First some context. SMB Nation has historically had a distant relationship with SAP. If for no other reason than it was just to great people who couldn’t be in a marriage together. In the past, there was no confusion that SAP was focused on large enterprises, etc. SMB Nation essentially the opposite. It appears that is now changing.
This is a start over story for MSPs seeking the next great thing!
“Make no mistake about it. Moving forward SAP is going big in the channel.” Monday shared. “In the past, partners such as SMB Nation, might have thought SAP was too big, too complicated and perhaps a direct threat.” SAP wants to demystify that.
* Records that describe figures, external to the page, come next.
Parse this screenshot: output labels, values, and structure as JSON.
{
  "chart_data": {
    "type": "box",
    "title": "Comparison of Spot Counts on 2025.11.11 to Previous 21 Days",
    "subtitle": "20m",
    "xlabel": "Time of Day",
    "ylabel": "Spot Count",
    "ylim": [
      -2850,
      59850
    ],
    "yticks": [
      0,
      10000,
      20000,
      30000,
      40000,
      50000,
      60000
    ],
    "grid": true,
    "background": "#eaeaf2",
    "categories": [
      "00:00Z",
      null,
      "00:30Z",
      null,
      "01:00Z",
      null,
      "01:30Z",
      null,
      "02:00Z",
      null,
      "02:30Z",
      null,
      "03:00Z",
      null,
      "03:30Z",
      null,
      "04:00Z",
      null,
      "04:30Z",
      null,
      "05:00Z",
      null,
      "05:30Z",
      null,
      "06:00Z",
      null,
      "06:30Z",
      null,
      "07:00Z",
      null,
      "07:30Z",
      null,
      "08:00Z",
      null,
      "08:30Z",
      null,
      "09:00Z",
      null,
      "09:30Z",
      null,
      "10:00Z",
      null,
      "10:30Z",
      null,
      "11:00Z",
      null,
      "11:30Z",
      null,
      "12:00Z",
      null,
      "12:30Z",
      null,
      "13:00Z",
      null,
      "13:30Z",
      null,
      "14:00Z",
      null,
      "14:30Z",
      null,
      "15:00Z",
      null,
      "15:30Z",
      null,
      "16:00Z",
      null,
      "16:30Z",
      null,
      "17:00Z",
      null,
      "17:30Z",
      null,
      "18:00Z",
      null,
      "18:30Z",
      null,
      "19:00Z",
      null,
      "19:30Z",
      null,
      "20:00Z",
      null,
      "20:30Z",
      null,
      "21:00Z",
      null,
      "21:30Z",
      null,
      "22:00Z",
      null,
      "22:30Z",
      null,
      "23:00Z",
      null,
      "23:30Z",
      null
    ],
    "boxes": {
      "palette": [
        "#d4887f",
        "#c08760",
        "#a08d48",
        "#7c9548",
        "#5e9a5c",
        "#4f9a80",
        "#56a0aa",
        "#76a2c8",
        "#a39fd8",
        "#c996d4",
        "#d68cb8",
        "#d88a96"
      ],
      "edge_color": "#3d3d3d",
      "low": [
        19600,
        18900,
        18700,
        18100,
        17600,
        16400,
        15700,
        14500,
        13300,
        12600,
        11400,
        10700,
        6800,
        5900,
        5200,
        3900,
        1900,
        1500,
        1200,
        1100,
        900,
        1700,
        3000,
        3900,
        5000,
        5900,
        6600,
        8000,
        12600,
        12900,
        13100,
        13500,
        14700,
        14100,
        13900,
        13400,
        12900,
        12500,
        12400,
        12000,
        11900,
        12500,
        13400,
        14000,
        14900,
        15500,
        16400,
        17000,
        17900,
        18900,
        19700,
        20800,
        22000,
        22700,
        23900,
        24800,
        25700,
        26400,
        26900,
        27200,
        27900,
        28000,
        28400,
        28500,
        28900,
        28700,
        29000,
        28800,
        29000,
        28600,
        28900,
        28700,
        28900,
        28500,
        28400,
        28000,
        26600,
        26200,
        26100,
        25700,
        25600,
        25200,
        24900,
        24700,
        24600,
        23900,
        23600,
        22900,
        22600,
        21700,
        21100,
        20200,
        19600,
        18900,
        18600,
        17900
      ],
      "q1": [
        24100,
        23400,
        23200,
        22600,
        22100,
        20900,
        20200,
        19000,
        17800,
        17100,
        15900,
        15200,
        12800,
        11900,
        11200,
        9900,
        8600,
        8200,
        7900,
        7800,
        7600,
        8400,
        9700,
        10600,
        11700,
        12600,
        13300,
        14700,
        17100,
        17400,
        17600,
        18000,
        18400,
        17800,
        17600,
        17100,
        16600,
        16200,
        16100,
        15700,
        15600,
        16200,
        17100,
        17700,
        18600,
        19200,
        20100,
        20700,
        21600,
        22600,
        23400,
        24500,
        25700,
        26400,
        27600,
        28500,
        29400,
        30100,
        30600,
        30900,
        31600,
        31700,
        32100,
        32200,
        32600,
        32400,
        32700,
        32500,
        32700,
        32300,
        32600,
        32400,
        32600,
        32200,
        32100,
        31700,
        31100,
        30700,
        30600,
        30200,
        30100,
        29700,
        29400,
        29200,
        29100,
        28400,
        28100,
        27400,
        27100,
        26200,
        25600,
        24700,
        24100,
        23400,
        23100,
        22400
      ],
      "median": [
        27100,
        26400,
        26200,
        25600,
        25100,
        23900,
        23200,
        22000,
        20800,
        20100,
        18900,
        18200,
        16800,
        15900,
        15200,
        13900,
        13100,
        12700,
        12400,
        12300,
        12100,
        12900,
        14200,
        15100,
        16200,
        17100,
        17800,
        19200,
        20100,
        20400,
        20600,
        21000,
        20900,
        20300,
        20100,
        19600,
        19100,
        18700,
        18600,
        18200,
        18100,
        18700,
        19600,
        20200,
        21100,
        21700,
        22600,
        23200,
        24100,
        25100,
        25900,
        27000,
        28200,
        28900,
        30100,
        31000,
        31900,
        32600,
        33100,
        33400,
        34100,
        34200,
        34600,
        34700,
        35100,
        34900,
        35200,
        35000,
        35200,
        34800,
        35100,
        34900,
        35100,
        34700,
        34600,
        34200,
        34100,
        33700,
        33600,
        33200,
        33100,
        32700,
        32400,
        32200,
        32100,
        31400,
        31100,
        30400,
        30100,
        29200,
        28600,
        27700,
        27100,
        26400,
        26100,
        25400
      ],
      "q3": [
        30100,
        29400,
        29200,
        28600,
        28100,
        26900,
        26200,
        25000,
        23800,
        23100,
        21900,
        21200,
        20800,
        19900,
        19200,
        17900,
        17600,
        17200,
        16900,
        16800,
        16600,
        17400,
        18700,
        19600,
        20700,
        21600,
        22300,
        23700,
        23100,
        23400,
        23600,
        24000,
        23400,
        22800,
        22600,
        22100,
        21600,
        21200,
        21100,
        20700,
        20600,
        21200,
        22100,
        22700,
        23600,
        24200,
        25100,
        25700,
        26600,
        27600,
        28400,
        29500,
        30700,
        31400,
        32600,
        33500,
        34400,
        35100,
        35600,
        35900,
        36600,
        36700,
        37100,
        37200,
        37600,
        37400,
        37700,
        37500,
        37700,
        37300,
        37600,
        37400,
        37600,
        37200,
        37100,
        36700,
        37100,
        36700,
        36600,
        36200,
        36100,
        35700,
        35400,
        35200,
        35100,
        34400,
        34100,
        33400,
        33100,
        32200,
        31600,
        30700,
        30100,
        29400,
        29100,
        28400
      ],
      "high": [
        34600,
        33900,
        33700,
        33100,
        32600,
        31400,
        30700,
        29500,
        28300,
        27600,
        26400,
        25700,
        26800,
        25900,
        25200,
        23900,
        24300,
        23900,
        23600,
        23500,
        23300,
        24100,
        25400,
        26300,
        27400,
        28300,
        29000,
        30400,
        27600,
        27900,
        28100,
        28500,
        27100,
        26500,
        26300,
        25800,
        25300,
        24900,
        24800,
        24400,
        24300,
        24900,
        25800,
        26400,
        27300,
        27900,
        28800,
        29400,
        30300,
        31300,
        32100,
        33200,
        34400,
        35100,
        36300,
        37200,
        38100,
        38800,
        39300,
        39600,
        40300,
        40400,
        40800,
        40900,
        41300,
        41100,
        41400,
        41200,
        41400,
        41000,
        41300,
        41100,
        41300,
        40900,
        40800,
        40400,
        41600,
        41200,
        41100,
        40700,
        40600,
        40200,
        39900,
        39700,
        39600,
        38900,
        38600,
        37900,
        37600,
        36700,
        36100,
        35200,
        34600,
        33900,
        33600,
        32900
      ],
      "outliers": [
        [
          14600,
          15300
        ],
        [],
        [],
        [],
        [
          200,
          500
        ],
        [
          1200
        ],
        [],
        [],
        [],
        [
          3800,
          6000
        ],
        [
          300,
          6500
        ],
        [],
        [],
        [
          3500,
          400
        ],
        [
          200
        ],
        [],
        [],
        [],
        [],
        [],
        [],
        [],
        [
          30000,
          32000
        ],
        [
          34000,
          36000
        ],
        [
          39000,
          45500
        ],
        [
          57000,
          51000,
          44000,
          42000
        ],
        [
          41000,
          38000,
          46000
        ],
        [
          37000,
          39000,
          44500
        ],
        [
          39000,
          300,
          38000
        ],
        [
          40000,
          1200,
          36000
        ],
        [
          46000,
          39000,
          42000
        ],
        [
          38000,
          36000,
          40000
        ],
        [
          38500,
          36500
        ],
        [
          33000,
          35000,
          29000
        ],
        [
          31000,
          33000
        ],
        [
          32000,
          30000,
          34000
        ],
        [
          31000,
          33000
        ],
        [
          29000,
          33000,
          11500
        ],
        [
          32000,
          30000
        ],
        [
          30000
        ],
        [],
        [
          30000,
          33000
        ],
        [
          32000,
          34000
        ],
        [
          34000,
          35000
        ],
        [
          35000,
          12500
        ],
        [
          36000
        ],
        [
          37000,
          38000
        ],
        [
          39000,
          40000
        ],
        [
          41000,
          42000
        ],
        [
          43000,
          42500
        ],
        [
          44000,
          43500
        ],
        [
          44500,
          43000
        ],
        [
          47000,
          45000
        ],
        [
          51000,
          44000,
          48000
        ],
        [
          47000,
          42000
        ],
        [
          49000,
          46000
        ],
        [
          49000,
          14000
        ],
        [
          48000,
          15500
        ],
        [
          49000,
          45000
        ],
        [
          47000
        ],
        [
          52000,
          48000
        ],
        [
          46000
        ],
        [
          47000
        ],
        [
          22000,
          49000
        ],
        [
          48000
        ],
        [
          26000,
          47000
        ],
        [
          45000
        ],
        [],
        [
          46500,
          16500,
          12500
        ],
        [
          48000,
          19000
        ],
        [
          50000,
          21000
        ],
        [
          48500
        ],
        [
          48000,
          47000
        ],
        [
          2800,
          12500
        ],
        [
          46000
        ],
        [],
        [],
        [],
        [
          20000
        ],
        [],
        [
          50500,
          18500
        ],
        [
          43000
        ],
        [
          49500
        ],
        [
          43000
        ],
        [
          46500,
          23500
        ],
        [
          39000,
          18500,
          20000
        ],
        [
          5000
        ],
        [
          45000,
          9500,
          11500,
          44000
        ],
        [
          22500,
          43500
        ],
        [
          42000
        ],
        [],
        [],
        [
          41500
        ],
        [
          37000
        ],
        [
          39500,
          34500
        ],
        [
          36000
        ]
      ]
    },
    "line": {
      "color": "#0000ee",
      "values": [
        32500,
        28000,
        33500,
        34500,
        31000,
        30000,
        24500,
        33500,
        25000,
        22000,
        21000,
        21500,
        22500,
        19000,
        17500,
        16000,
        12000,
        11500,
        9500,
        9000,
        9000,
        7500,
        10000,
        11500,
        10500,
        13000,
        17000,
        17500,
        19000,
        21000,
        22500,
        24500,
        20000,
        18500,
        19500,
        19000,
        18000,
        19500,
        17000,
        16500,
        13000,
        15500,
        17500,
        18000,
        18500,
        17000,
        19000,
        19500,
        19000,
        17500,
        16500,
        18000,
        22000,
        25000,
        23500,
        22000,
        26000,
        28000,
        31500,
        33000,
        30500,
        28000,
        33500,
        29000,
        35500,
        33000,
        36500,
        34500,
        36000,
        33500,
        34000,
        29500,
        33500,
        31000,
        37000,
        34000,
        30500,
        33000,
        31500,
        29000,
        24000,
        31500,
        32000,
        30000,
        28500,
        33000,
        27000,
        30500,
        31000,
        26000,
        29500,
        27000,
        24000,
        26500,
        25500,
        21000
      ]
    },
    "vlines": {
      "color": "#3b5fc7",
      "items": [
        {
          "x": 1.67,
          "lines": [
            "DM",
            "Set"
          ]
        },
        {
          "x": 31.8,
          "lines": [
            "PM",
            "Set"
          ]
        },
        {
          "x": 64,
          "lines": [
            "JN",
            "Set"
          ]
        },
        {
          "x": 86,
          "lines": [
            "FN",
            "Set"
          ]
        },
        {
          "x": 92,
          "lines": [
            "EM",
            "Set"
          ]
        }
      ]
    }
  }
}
Monday shared that SAP wants to meet you where you (the partner) are. You have customer fluency, customer intimacy, and the partner has the customer relationship. “Whether you started in IT-side, started in Cloud Services, or the business-side, SAP wants to be your partner in the partner lifecycle: awareness, enablement, execution, sales, scale.” Monday added. Right now we are doing a lot of awareness.
Marc Monday (left), Jennifer Hallmark, Sachin Vora and myself talking SAP and Concur!
So how would an SMB Nation partner, looking to reboot into a business realm, work with SAP? SAP co-sell model is capitalizing on the trusted business advisor status the partner has with the customer (e.g. the oft-used example of the banker, accountant, lawyer, then the IT professional/MSP being the trusted advisors).
With respect to the co-selling motion, “…the compelling story is how can we save the customer money - for example - digitizing expenses, etc. The challenge we have with the partners, MSPs and VARs is we have to get them comfortable shifting from selling compute to selling business solutions. We're not asking you to learn SAP…especially all in a day. This is a co-sell model.” Monday said.
“We're not asking you to get an MBA overnight. What we're saying is that you have some customer fluency. We want to arm you with the next few questions: inventory management, cost control, etc. What's the customer pain? Once we've identified that, the beauty is that the partner saddles up with the SAP representative to go get the business.” Monday shared. “We are looking for hungry partners willing…not afraid…not afraid to go to the CFO…”
Monday added “Partners need to be educated on what problem the customer is trying to solve - cash flow, expense management, spend…we’re trying to create a community for the partner to realize with SAP, they can tell Mr. Client that ‘I can help you with that’.”
Partner evidence? Monday offered up a success story. An SAP partner, Orchestra Software (Portland, OR), has a niche in breweries. It’s developed customer fluency leading to several industry awards including a listing on the Inc. 5000 list in 2016.
Finally, I circled back to an original concern about SAP playing in the SMB space. I asked Monday if there is such a thing as a Baby SAP? Essentially the answer is not explicitly. “We have a "business by design" framework where we can meet the customer where they are. And for the partner, we want to help you have a line-of-business conversation.”